There are few people with the credibility, long practice, authorship or who have had as broad an impact at the grass roots level on interreligious dialogue as Leonard Swidler, Ph.D., and Chair of Catholic Thought & Interreligious Dialogue for the Religion Department at Temple University. He is a member of a small group of original pioneers that promoted interfaith activities along with His Holiness the Dali Lama, Pope John Paul II, Fr. Thomas Merton, O.C.S.O., Fr. Hans Kung, Rev. Dr. Hans Ucko, and Brother Wayne Teasdale credited with having coined the term “interspiritual”.

The “Universal Declaration of a Global Ethic” and “ten commonsense guidelines for interreligious dialogue called the “Dialogue Decalogue” are just a few of the significant resources that Dr. Leonard Swidler has contributed to humanity for the purpose of increasing cross-border diplomacy, interreligious dialogue, respect and peace throughout the world among Jews, Christians and Muslims.

Upon reading the Introduction in the book, “Interfaith Dialogue at the Grass Roots”, Edited by Rebecca Katz Mays, I became aware of Dr. Swidler’s early work in Macedonia, one of the independent republics from former Yugoslavia.  Inspired by his work on dialogue, I decided to write to him with the hope of eventually having the honor of meeting him.

Dr. Swidler invited me to join him for a private meeting. Later, when he was able to do so, I dined with him in the faculty dinning hall at Temple University.  After, our lunch together, he took me on a tour of the campus during which he talked about the long history and recent developments in the areas of interfaith and interfaith dialogue.  Dr. Swidler advised me to become familiar with a number of scholars and accomplished grass roots leaders in the nonprofit sector in (e.g., Eboo Patel & others).  He also introduced me to several other Faculty within the Religion Department and lastly before departing he gave me free copies of a number of books that he authored to add to the future library at our proposed ‘Center for Inter-Spiritual Dialogue’.

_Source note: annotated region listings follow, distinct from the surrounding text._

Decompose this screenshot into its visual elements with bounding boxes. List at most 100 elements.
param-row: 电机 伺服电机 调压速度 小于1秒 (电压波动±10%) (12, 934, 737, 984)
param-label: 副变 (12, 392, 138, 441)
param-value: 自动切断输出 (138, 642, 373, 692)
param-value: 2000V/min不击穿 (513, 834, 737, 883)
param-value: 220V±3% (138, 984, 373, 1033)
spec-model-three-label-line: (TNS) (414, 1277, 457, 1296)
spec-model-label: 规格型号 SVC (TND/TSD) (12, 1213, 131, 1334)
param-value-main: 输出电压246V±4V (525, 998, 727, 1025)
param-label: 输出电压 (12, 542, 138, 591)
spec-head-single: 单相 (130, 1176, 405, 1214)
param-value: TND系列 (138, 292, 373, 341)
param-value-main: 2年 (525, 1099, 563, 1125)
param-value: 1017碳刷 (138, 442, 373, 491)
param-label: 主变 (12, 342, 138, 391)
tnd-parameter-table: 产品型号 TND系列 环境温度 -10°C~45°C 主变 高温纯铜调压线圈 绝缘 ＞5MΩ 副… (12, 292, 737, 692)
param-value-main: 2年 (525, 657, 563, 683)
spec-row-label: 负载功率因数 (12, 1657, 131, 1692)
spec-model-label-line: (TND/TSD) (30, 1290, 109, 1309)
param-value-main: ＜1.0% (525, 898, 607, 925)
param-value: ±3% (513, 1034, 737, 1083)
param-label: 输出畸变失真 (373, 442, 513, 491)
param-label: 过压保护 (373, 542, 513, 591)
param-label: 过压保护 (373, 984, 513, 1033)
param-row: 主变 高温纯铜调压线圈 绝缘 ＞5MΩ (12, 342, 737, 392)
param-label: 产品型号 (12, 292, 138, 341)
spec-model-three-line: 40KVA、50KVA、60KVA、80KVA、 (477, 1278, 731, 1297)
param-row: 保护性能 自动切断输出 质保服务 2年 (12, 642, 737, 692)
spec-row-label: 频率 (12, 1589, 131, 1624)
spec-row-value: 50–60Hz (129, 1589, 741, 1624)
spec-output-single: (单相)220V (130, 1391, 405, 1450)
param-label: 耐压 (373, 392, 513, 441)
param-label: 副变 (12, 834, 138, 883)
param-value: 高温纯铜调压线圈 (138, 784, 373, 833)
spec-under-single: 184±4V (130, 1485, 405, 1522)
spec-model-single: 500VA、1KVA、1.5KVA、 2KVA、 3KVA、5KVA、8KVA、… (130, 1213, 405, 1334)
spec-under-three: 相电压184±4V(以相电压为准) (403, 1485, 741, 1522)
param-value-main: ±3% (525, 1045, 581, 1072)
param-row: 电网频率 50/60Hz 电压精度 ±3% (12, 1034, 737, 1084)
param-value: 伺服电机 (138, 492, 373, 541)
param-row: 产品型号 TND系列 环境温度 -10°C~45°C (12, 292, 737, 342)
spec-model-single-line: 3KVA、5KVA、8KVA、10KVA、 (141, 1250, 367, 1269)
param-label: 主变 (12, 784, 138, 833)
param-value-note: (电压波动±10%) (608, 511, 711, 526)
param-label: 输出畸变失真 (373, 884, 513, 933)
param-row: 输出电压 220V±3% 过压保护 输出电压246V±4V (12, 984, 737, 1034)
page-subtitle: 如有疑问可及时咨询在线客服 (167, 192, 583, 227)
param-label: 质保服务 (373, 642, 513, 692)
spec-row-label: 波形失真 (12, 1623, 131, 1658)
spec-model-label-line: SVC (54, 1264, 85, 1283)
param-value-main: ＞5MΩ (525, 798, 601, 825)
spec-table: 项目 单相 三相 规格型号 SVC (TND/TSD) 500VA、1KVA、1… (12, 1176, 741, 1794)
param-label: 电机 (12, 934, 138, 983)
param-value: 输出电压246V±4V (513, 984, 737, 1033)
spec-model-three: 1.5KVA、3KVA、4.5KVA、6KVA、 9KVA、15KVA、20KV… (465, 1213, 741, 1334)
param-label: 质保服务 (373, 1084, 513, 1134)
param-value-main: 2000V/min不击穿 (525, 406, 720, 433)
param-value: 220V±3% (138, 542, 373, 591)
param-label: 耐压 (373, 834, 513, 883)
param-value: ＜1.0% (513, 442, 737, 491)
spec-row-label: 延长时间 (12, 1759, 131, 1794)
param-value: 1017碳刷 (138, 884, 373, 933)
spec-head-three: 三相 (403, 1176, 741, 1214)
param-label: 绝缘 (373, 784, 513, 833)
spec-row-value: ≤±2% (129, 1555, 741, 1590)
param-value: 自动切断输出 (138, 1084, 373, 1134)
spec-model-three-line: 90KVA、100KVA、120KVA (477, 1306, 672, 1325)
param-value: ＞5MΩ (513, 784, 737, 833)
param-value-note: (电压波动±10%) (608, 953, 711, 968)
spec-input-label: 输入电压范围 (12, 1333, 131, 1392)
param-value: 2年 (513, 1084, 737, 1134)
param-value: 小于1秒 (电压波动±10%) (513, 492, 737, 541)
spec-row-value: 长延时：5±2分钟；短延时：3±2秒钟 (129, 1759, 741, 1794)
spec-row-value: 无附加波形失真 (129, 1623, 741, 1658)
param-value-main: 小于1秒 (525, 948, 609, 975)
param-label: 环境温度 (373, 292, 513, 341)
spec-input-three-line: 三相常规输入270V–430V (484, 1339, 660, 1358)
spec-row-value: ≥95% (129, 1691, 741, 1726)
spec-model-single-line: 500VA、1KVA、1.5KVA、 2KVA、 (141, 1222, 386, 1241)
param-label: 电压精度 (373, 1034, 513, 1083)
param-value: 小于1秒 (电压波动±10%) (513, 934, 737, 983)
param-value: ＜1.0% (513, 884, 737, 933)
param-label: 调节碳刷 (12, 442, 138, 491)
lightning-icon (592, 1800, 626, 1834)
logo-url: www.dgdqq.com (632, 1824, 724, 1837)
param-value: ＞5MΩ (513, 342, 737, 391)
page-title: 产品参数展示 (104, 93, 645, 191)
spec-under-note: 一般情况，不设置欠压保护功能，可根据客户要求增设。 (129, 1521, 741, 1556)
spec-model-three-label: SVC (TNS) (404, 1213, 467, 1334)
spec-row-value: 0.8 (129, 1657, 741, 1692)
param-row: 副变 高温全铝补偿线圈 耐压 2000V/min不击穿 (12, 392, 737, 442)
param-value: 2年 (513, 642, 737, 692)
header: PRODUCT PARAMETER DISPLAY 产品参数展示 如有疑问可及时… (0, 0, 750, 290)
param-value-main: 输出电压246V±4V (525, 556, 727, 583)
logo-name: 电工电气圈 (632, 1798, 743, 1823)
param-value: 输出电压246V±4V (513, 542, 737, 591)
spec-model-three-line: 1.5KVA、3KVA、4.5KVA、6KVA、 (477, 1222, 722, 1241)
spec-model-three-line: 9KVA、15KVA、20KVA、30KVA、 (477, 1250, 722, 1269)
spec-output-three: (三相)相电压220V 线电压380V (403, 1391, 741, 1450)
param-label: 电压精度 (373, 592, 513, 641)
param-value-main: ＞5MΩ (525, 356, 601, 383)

Dr. Swidler is Co-Founder with his wife Arlene Swidler in 1964 of the Journal of Ecumenical Studies (and still the Editor), Founder/Director of the Institute for Interreligious, Intercultural Dialogue (1985),and Co-Founder/Director of the Global Dialogue Institute (1995), holds degrees in History, Philosophy, and Theology from Marquette University (MA), University of Wisconsin (Ph.D.) and Tübingen University, Germany (S.T.L.), was Visiting Professor at Graz (Austria), Hamburg and Tübingen (Germany), Nankai University (Tianjin, China), Fudan University (Shanghai), and Temple University Japan (Tokyo), University of Malaya (Kuala Lumpur, Malaysia). He has published more than 180 articles & 60 books, including: Dialogue for Reunion (1962), Jewish-Christian Dialogues (1966), Bloodwitness for Peace and Unity (1977), Jewish-Christian-Muslim Dialogue (1978) From Holocaust to Dialogue: A Jewish-Christian Dialogue between Americans and Germans (1981), Buddhism Made Plain (1984), Religious Liberty and Human Rights (1986), Breaking down the Wall Between Americans & East Germans, Christians and Jews (1987), Catholic-Communist Collaboration in Italy (1988), After the Absolute: The Dialogical Future of Religious Reflection (1990), Death or Dialogue. From the Age of Monologue to the Age of Dialogue (1990), A Bridge to Buddhist-Christian Dialogue (1990), Human Rights: Christians, Marxists, and Others in Dialogue (1991), Muslims in Dialogue. The Evolution of a Dialogue over a Generation (1992), For All Life: Toward a Universal Declaration of a Global Ethic. An Interreligious Dialogue (1998), Theoria ¸ Praxis. How Jews, Christians, Muslims Can Together Move from Theory To Practice (1999), The Study of Religion in the Age of Global Dialogue (2000).